Synopsis Diffusion

Suman Nath, Phillip B. Gibbons, Srinivasan Seshan, Zachary Anderson

Synopsis Diffusion addresses the problem of robustly computing aggregates (e.g., the average temperature reported by the sensors) in a wireless sensor network. Traditional approaches for computing aggregates use in-network aggregation over a spanning tree rooted at the base station. However, a tree, being fragile against node- and communication-failures, gives inaccurate answers in practice. For example, under a message loss rate (20-30%) typical in real sensor deployments, the inaccuracy can be as high as 75%. One way to make the routing robust is to employ redundancy, by using multi-path routing for example. However, using such redundancy with traditional in-network aggregation approaches would introduce double-counting because sensor readings and partial results would be sent along multiple paths. This concern with double-counting led the researchers to stick with the tree topology despite its inaccuracies. In other words, in traditional in-network aggregation approaches, routing is dictated by the requirements of the in-network aggregation techniques.

Synopsis Diffusion decouples aggregation and routing so that these can be optimized independently. Synopsis Diffusion achieves topology-independence through the use of order- and duplicate-insensitive (ODI) synopses.

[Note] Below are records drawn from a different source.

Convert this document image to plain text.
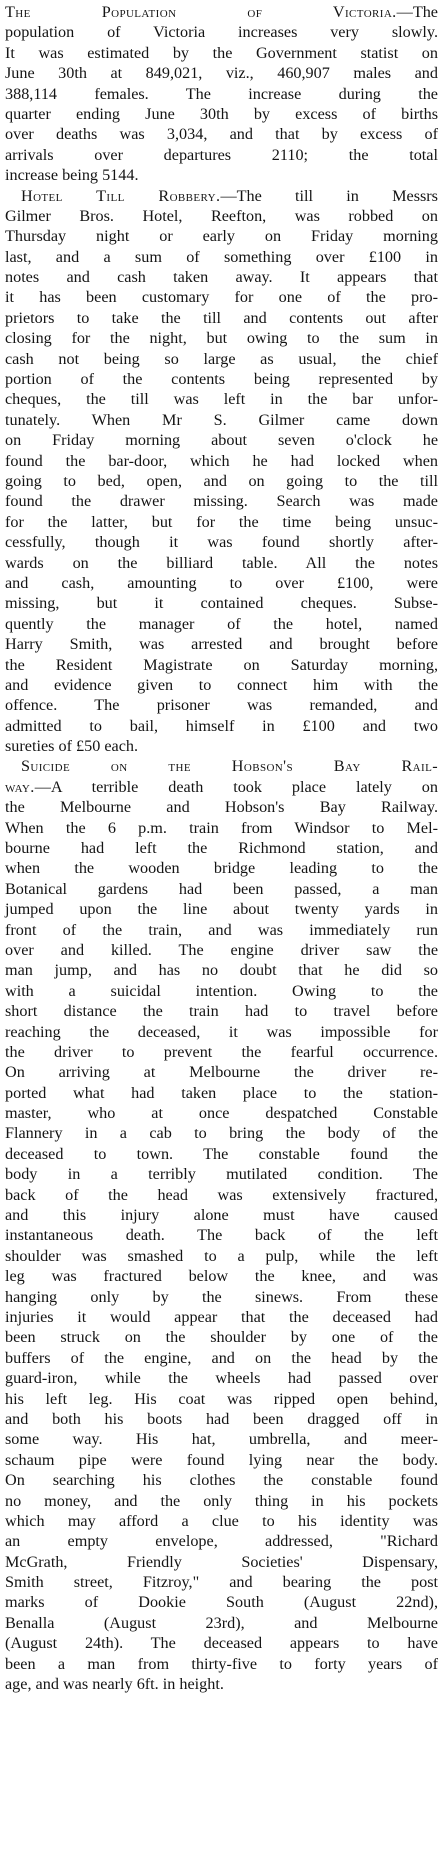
The Population of Victoria.—The
population of Victoria increases very slowly.
It was estimated by the Government statist on
June 30th at 849,021, viz., 460,907 males and
388,114 females. The increase during the
quarter ending June 30th by excess of births
over deaths was 3,034, and that by excess of
arrivals over departures 2110; the total
increase being 5144.
Hotel Till Robbery.—The till in Messrs
Gilmer Bros. Hotel, Reefton, was robbed on
Thursday night or early on Friday morning
last, and a sum of something over £100 in
notes and cash taken away. It appears that
it has been customary for one of the pro-
prietors to take the till and contents out after
closing for the night, but owing to the sum in
cash not being so large as usual, the chief
portion of the contents being represented by
cheques, the till was left in the bar unfor-
tunately. When Mr S. Gilmer came down
on Friday morning about seven o'clock he
found the bar-door, which he had locked when
going to bed, open, and on going to the till
found the drawer missing. Search was made
for the latter, but for the time being unsuc-
cessfully, though it was found shortly after-
wards on the billiard table. All the notes
and cash, amounting to over £100, were
missing, but it contained cheques. Subse-
quently the manager of the hotel, named
Harry Smith, was arrested and brought before
the Resident Magistrate on Saturday morning,
and evidence given to connect him with the
offence. The prisoner was remanded, and
admitted to bail, himself in £100 and two
sureties of £50 each.
Suicide on the Hobson's Bay Rail-
way.—A terrible death took place lately on
the Melbourne and Hobson's Bay Railway.
When the 6 p.m. train from Windsor to Mel-
bourne had left the Richmond station, and
when the wooden bridge leading to the
Botanical gardens had been passed, a man
jumped upon the line about twenty yards in
front of the train, and was immediately run
over and killed. The engine driver saw the
man jump, and has no doubt that he did so
with a suicidal intention. Owing to the
short distance the train had to travel before
reaching the deceased, it was impossible for
the driver to prevent the fearful occurrence.
On arriving at Melbourne the driver re-
ported what had taken place to the station-
master, who at once despatched Constable
Flannery in a cab to bring the body of the
deceased to town. The constable found the
body in a terribly mutilated condition. The
back of the head was extensively fractured,
and this injury alone must have caused
instantaneous death. The back of the left
shoulder was smashed to a pulp, while the left
leg was fractured below the knee, and was
hanging only by the sinews. From these
injuries it would appear that the deceased had
been struck on the shoulder by one of the
buffers of the engine, and on the head by the
guard-iron, while the wheels had passed over
his left leg. His coat was ripped open behind,
and both his boots had been dragged off in
some way. His hat, umbrella, and meer-
schaum pipe were found lying near the body.
On searching his clothes the constable found
no money, and the only thing in his pockets
which may afford a clue to his identity was
an empty envelope, addressed, "Richard
McGrath, Friendly Societies' Dispensary,
Smith street, Fitzroy," and bearing the post
marks of Dookie South (August 22nd),
Benalla (August 23rd), and Melbourne
(August 24th). The deceased appears to have
been a man from thirty-five to forty years of
age, and was nearly 6ft. in height.
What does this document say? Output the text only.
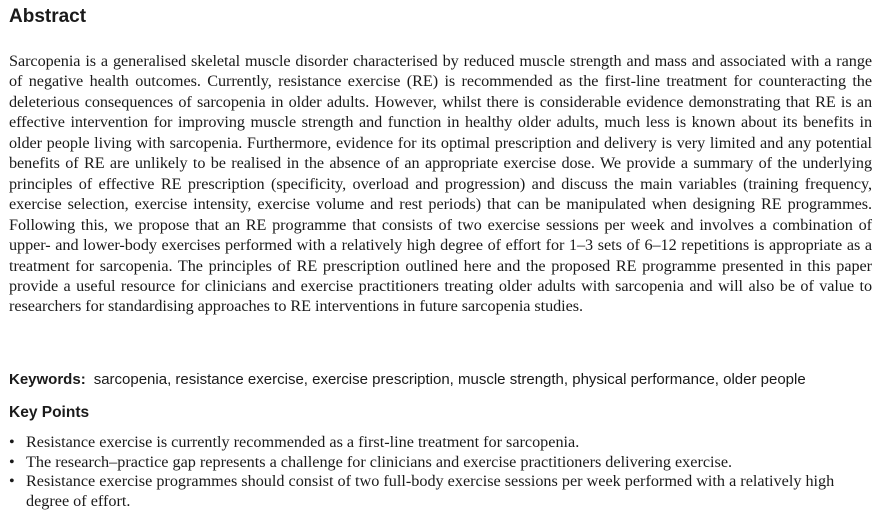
Abstract

Sarcopenia is a generalised skeletal muscle disorder characterised by reduced muscle strength and mass and associated with a range of negative health outcomes. Currently, resistance exercise (RE) is recommended as the first-line treatment for counteracting the deleterious consequences of sarcopenia in older adults. However, whilst there is considerable evidence demonstrating that RE is an effective intervention for improving muscle strength and function in healthy older adults, much less is known about its benefits in older people living with sarcopenia. Furthermore, evidence for its optimal prescription and delivery is very limited and any potential benefits of RE are unlikely to be realised in the absence of an appropriate exercise dose. We provide a summary of the underlying principles of effective RE prescription (specificity, overload and progression) and discuss the main variables (training frequency, exercise selection, exercise intensity, exercise volume and rest periods) that can be manipulated when designing RE programmes. Following this, we propose that an RE programme that consists of two exercise sessions per week and involves a combination of upper- and lower-body exercises performed with a relatively high degree of effort for 1–3 sets of 6–12 repetitions is appropriate as a treatment for sarcopenia. The principles of RE prescription outlined here and the proposed RE programme presented in this paper provide a useful resource for clinicians and exercise practitioners treating older adults with sarcopenia and will also be of value to researchers for standardising approaches to RE interventions in future sarcopenia studies.

Keywords: sarcopenia, resistance exercise, exercise prescription, muscle strength, physical performance, older people

Key Points
• Resistance exercise is currently recommended as a first-line treatment for sarcopenia.
• The research–practice gap represents a challenge for clinicians and exercise practitioners delivering exercise.
• Resistance exercise programmes should consist of two full-body exercise sessions per week performed with a relatively high degree of effort.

ODI synopses,  a special class of synopses used in traditional data-streams research, eliminate double-counting and summarize the intermediate results during in-network aggregation. This enables the use of a robust aggregation topology. I have shown that Synopsis Diffusion can make the aggregation process significantly more robust against typical node- and communication-failures than traditional approaches, without additional energy overheads. For example, under a typical message loss rate, Synopsis Diffusion can improve the accuracy of aggregation by around 85%.

Apart from this basic framework, we have also provided i) novel synopsis diffusion algorithms for (approximately) computing a number of useful aggregates, (ii) surprisingly simple methods to check the correctness and the approximation errors of any Synopsis Diffusion algorithm., and iii) techniques to exploit a unique property of Synopsis Diffusion as an  implicit acknowledgement of message delivery.

As an extension to this work, we have proposed, formalized, and provided algorithms to construct the Tributary-Delta aggregation scheme, a novel approach that combines the advantages of Synopsis Diffusion and traditional tree-based approaches by running them simultaneously in different parts of the network.